Un photographe a découvert qu’une association utilisait sa photographie en page d’accueil de sa page Facebook, ce qui a été constaté par un procès-verbal d’huissier et pourtant aucune contrefaçon ni atteinte au droit moral du photographe n’a été retenue.
Photographie originale
La photographie reproduite sur Facebook a été considérée comme originale. L’article L.111-1 du code de la propriété intellectuelle dispose que « l’auteur d’une oeuvre de l’esprit jouit sur cette oeuvre, du seul fait de sa création, d’un droit de propriété incorporelle exclusif et opposable à tous, comportant des attributs d’ordre intellectuel et moral ainsi que des attributs d’ordre patrimonial ».
Le droit de l’article susmentionné est conféré, selon l’article L.112-1 du même code, à l’auteur de toute œuvre de l’esprit, quels qu’en soit le genre, la forme d’expression, le mérite ou la destination. Il se déduit de ces dispositions le principe de la protection d’une œuvre sans formalité et du seul fait de la création d’une forme originale.

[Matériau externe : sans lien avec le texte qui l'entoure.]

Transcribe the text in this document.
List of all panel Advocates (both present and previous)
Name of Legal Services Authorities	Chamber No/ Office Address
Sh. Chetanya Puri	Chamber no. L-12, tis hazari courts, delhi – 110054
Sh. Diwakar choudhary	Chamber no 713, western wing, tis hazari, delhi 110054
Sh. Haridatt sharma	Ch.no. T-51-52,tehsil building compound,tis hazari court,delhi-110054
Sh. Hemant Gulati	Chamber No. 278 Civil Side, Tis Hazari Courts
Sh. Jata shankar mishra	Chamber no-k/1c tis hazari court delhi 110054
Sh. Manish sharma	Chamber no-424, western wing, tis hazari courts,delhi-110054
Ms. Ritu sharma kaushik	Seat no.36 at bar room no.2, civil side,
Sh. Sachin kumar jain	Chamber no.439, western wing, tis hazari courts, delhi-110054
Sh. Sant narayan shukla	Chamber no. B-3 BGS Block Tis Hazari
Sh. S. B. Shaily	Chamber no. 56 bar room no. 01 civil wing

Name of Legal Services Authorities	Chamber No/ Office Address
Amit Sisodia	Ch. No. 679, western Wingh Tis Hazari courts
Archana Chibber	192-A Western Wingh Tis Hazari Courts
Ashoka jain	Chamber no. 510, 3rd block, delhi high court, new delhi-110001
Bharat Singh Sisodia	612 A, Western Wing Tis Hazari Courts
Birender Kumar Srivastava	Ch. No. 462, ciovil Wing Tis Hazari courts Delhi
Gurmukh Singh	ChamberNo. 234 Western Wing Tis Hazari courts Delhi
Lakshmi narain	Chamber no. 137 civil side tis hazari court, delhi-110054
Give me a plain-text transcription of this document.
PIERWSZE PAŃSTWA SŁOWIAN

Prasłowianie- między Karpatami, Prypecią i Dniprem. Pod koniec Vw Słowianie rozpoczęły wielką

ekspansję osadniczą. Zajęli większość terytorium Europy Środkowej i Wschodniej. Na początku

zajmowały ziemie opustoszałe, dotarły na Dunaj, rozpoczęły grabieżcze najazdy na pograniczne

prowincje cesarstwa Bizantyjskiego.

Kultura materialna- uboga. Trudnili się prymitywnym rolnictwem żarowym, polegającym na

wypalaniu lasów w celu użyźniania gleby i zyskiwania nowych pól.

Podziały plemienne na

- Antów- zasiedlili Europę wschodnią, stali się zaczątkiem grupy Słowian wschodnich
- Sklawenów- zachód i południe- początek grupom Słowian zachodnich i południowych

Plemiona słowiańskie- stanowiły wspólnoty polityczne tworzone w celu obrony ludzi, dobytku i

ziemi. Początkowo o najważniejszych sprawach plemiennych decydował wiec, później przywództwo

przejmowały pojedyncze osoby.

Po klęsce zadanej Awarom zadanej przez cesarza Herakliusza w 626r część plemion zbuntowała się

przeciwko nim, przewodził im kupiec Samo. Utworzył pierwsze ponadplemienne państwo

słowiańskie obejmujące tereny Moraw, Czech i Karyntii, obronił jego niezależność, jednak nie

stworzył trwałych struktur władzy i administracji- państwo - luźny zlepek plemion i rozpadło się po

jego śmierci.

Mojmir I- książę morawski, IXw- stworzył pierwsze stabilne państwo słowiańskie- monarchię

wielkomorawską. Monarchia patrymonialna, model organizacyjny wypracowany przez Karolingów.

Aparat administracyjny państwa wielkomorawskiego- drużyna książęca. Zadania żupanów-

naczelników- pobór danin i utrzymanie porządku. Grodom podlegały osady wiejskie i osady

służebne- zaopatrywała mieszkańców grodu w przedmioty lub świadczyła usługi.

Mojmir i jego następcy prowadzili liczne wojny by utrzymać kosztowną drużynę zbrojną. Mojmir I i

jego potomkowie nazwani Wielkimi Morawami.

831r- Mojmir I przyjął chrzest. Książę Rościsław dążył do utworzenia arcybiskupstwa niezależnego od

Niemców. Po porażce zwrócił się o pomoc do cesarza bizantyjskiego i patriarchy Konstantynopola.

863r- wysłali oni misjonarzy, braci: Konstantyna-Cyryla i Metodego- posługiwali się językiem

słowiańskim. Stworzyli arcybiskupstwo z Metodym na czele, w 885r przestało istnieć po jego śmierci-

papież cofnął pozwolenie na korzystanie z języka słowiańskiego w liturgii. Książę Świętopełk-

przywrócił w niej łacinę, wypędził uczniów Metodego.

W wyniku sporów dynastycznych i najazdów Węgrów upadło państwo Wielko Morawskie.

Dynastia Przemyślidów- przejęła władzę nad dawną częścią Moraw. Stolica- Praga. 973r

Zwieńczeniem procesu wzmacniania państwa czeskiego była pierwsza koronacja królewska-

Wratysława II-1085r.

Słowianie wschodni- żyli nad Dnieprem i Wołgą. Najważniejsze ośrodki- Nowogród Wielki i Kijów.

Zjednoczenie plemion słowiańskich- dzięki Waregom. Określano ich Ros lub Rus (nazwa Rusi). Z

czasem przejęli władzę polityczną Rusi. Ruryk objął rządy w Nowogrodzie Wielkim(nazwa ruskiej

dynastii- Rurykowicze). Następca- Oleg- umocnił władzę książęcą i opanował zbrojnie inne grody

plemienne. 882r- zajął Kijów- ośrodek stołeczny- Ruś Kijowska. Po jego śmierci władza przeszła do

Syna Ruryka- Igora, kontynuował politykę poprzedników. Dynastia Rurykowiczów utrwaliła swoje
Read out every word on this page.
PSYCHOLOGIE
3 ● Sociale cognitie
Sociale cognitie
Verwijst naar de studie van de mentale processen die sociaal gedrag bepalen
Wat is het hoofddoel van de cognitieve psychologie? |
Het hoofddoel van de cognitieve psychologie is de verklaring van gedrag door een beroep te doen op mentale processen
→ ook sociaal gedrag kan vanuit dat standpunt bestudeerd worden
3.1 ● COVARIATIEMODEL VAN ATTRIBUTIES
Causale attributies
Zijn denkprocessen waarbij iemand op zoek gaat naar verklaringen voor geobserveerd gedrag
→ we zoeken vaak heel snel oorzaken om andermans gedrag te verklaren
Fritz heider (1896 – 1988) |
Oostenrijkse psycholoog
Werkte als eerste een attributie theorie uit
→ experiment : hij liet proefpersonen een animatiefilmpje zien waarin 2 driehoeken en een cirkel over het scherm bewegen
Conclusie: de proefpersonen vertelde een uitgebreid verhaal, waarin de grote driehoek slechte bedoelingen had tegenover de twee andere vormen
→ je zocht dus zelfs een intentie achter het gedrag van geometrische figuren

De plus, l’arrêt du 1 er décembre 2011,(CJUE, 3e ch., 1 er déc. 2011,aff. C-145/10, Eva-Maria P. c/Standard Verlags GmbH et a., a précisé : « il résulte du dix-septième considérant de la directive n? 93/98, qu’une création intellectuelle est propre à son auteur lorsqu’elle reflète la personnalité de celui-ci. Or, tel est le cas si l’auteur a pu exprimer ses capacités créatives lors de la réalisation de l’oeuvre en effectuant des choix libres et créatifs. S’agissant d’une photographie de portrait, il y a lieu de relever que l’auteur pourra effectuer ses choix libres et créatifs de plusieurs manières et à différents moments lors de sa réalisation. Au stade de la phase préparatoire, l’auteur pourra choisir la mise en scène, la pose de la personne à photographier ou l’éclairage. Lors de la prise de la photographie de portrait, il pourra choisir le cadrage, l’angle de prise de vue ou encore l’atmosphère créée. Enfin, lors du tirage du cliché, l’auteur pourra choisir parmi diverses techniques de développement qui existent celle qu’il souhaite adopter, ou encore procéder, le cas échéant, à l’emploi de logiciels. A travers ces différents choix, l’auteur d’une photographie de portrait est ainsi en mesure d’imprimer sa « touche personnelle » à l’oeuvre créée ».
Ainsi, l’auteur doit être en mesure d’expliciter les éléments permettant de comprendre son effort créatif et ce qu’il revendique comme étant l’empreinte qu’il a imprimée à cette œuvre et qui ressort de sa personnalité.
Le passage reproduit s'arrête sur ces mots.